In a “Findings of Fact” section, the report concludes that the two troopers originally on the scene “accurately assess the clear and present danger that the protesters had created for themselves and others. They did not wait for back up. Instead, for these 7-11 minutes, they and subsequently, other responding Troopers, assisted by several ambassadors, attempted to reopen the limited access road to the motoring public, an effort that also protected the protesters from on-coming traffic. They did so without any use of force.
“When NHPD officers arrived on-scene, they remained at the rear and did not join in the management and movement of the protesters. About 8 minutes later when the median garage ramp was re-opening, they actively assisted with crowd control. The CSP reviewed the uses of force in which Troopers were involved; 3 accidental K-9 bites, and 3 uses of OC chemical spray one of which was also accidental.”
The section states that the troopers “complied” with department policy on use of OC aerosol spray, spelled out in CSP Administrative and Operational Manual (A&O) 13.4.14. It also concludes that the troopers complied with the manual’s section (Chapter 22.3.3. b (3)) for how to use police canines for crowd control.
The report praises “all of the responding Troopers” for “demonstrat[ing] a clear understanding of state statutes and current law concerning both traffic and use of force. Their assessment of the time, manner and place of the protest was accurate and their response to the risk that the protesters presented, whether intentional or otherwise, to themselves and others was lawful and appropriate.
All that said, the report makes six recommendations in light of the incident:
• The state cops and city cops should have a “command level joint debrief” of the incident aimed at “an improved understanding of the mutual aid obligations” between their agencies.
• The state cops should do a better job of monitoring social media. It turns out this protest had been listed on protesters’ social media accounts. Neither state nor city cops noticed.
• The state police should do more training on “de-escalation techniques…. Canine personnel and their commanders must be cognizant of the positive, and negative, responses to the introduction of canine assets in crowd control events.”
• In some way address (the report doesn’t specify how) the “unified command/roles and responsibilities of the incident commanders” at “active” scenes like this one, including keeping superiors informed and making use of megaphones or video cameras when needed.
• The state’s K-9 unit will conduct in-service training for police dogs’ handlers in how to “minimize inadvertent bites” at “civil disorders,” and comparable training for recruits at the police academy.
• The state police’s public information and legal affairs offices need to “strengthen” their “responses to critical incidents,” offering “timely and accurate information” to management and other “requestors,” such as the press. “A streamlined, unified department response is essential to effective communication and positive community relations,” the report states.

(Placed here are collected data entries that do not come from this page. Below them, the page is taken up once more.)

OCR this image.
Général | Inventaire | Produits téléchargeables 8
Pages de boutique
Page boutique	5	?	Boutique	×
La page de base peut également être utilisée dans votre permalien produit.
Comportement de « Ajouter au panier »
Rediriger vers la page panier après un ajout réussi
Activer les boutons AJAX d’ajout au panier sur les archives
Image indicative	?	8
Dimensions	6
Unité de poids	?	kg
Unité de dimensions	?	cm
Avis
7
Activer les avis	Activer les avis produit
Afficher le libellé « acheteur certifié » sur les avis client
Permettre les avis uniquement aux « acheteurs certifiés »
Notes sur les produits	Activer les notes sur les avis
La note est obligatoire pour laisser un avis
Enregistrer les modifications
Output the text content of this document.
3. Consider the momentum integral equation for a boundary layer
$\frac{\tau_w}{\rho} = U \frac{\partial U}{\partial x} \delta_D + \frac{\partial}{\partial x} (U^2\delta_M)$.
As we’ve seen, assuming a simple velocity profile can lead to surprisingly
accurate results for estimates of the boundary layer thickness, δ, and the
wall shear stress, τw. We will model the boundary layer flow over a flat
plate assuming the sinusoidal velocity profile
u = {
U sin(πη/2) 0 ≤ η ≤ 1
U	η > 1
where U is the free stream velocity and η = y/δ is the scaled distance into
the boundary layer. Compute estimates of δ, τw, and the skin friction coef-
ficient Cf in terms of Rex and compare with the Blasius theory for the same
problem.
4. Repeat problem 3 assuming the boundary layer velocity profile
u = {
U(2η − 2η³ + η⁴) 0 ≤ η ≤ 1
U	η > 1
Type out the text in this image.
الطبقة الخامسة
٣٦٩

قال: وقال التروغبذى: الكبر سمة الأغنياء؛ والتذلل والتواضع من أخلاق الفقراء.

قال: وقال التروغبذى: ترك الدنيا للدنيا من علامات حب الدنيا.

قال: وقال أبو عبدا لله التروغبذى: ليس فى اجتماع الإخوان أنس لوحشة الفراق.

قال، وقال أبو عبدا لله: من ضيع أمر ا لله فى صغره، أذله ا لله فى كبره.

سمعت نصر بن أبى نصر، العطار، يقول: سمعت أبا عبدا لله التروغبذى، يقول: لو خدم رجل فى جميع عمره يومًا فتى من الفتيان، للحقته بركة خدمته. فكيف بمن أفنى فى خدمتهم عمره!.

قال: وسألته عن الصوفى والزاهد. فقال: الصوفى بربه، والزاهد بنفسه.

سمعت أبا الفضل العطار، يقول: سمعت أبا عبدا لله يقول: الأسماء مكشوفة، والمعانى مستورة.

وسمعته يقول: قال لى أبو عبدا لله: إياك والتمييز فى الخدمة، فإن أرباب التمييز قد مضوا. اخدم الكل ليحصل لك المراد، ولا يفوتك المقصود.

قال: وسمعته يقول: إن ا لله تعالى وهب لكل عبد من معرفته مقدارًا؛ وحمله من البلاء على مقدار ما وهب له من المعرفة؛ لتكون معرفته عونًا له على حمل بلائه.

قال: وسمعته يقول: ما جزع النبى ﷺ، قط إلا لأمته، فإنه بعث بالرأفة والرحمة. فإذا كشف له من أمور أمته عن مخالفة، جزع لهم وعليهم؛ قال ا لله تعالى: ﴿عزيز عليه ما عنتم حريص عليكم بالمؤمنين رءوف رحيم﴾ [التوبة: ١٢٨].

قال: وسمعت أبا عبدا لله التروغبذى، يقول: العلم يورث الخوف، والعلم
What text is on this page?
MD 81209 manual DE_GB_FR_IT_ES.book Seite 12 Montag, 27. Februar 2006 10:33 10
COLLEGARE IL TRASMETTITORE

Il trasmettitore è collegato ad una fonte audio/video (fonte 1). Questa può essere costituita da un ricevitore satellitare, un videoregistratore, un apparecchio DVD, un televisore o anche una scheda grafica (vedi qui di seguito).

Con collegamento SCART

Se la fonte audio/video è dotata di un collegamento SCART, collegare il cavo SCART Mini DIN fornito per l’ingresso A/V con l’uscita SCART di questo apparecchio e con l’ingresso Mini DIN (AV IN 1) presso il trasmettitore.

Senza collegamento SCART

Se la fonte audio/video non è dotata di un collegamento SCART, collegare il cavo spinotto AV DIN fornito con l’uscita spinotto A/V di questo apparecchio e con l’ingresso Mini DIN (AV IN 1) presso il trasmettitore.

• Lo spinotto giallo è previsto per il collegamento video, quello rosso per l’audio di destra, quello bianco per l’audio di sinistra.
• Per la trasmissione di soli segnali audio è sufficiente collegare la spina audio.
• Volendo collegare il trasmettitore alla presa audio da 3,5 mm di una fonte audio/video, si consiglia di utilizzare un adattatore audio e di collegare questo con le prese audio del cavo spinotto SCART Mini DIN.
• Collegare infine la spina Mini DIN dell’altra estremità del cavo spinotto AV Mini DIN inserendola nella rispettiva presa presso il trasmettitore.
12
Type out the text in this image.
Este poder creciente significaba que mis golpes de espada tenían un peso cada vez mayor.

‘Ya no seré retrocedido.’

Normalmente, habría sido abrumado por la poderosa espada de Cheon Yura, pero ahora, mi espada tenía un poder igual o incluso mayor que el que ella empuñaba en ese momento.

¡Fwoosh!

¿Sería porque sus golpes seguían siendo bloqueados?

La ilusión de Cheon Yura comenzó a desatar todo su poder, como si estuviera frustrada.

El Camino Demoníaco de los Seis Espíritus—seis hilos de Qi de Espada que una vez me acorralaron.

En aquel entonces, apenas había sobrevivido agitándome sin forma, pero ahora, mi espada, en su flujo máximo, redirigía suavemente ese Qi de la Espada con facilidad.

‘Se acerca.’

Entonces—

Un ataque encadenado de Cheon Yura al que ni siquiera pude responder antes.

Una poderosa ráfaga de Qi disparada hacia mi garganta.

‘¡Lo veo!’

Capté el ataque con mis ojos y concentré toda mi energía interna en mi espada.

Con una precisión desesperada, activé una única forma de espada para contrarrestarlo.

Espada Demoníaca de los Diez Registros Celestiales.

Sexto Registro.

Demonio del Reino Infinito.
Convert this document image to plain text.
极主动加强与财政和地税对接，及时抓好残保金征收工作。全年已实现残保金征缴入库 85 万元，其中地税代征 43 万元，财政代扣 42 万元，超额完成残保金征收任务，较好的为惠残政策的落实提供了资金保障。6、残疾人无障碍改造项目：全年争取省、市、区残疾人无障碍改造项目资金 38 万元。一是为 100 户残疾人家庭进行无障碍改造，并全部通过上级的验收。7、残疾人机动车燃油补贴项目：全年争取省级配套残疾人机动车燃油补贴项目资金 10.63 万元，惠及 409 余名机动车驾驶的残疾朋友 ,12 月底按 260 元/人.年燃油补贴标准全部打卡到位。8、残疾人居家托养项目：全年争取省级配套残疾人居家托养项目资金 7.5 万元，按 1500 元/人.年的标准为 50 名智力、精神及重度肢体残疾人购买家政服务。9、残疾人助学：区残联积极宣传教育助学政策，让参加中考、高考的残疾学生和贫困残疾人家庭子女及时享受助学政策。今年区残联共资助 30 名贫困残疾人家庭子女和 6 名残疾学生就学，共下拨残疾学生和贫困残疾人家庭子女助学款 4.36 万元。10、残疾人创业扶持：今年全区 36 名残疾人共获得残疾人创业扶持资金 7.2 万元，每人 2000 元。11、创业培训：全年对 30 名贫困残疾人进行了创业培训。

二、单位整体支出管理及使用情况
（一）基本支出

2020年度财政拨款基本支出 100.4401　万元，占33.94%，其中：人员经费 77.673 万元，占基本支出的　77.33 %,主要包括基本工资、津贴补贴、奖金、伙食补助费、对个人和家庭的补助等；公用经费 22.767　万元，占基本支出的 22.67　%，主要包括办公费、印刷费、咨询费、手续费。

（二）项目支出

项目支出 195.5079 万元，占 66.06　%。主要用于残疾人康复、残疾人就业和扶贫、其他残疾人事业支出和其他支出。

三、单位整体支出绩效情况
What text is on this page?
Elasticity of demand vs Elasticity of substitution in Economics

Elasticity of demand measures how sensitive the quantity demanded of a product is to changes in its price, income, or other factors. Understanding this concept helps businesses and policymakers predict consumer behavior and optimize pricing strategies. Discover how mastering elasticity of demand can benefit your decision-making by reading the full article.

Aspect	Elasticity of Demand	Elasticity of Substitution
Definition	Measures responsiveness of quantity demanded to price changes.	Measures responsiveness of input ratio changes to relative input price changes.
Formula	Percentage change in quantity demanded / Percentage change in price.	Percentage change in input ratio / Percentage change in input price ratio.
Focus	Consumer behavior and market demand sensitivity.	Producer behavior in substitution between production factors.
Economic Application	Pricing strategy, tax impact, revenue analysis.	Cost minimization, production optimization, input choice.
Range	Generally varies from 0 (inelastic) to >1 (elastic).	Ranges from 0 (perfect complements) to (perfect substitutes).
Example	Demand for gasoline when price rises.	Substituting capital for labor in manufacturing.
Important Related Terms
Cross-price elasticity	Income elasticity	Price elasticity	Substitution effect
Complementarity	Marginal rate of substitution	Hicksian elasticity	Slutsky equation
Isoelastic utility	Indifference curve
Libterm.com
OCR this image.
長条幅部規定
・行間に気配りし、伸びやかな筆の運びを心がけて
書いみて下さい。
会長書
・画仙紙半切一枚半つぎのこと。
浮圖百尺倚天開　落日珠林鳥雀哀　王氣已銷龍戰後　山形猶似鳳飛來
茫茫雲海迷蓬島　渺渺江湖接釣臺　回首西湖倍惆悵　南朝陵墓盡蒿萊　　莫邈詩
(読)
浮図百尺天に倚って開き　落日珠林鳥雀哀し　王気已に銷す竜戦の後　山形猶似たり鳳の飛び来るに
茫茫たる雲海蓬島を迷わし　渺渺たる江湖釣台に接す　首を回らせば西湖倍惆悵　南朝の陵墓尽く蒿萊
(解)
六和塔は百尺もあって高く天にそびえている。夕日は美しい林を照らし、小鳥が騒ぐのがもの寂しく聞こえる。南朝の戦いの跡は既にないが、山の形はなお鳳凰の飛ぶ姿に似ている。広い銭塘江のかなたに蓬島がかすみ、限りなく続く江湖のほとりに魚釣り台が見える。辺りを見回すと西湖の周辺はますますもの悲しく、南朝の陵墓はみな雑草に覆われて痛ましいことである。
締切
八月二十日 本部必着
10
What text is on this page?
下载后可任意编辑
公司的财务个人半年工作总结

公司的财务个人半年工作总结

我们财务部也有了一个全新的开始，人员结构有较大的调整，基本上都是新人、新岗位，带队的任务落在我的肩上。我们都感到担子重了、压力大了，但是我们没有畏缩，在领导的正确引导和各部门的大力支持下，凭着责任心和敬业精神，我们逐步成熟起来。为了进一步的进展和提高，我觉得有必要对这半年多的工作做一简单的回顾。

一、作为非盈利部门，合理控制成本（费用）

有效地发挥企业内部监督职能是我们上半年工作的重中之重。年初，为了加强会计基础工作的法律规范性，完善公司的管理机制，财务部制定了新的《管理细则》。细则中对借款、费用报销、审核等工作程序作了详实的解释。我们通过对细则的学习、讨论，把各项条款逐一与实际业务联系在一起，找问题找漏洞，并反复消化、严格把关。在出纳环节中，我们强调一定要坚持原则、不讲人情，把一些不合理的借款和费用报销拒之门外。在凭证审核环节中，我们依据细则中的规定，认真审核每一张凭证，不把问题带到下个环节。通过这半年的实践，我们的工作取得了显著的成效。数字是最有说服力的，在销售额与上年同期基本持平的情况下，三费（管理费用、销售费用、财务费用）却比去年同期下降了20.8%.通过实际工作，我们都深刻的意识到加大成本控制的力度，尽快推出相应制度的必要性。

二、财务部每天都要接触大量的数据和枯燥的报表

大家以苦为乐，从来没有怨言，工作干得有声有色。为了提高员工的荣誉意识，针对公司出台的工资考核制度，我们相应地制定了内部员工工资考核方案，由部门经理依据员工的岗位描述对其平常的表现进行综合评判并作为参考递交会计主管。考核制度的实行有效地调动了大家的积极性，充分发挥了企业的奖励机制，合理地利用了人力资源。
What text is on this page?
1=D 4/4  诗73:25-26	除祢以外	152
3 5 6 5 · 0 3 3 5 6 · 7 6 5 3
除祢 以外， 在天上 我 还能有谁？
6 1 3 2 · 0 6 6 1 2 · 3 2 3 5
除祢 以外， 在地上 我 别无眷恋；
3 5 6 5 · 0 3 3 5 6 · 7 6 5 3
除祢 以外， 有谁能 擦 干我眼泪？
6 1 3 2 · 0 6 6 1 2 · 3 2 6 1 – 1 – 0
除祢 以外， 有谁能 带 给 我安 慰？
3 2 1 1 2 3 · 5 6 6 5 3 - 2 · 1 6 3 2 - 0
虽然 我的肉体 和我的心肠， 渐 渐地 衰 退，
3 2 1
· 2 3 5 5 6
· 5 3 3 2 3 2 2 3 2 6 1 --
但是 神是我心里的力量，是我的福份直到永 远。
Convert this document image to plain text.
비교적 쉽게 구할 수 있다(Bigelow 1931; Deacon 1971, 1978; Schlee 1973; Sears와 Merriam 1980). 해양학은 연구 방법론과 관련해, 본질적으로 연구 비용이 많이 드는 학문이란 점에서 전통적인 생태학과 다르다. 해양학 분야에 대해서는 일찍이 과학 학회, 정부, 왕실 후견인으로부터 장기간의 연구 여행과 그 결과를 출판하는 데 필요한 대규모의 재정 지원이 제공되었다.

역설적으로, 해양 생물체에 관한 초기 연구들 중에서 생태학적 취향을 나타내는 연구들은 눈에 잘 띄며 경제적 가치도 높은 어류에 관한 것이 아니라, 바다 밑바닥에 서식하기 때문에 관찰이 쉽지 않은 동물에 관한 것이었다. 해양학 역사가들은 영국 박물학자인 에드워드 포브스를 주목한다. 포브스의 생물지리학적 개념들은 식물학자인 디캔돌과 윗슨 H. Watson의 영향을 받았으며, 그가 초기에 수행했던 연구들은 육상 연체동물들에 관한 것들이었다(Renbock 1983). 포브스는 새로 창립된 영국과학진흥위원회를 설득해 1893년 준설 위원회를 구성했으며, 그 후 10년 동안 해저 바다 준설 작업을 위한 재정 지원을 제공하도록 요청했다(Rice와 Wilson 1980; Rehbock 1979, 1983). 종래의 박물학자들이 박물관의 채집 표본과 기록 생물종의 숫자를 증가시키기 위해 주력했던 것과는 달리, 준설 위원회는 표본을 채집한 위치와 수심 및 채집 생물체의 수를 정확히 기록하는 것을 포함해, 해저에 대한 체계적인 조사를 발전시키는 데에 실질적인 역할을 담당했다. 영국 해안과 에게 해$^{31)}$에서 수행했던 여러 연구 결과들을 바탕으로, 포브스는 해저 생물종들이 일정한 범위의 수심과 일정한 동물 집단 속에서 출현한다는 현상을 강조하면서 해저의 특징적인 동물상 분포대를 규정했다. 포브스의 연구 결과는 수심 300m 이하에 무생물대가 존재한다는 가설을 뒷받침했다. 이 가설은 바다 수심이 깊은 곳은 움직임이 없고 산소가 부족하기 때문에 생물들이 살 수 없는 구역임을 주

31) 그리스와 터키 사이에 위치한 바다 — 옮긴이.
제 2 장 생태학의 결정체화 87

Assistant New Haven Police Chief Otoniel Reyes said Friday that he agrees that “it would be beneficial to have debriefing and training between both agencies when dealing with mutual aid situations.”
Reyes, who oversees patrol, said New Haven police have been reviewing their own officers’ actions at the Feb. 4 protest. More broadly, the department has been working on “beefing up” officer training on managing crowds “because we’re getting more demonstrations. We want to be able to effectively manage these situations and allow people to lawfully assemble and demonstrate, while still protecting the public.”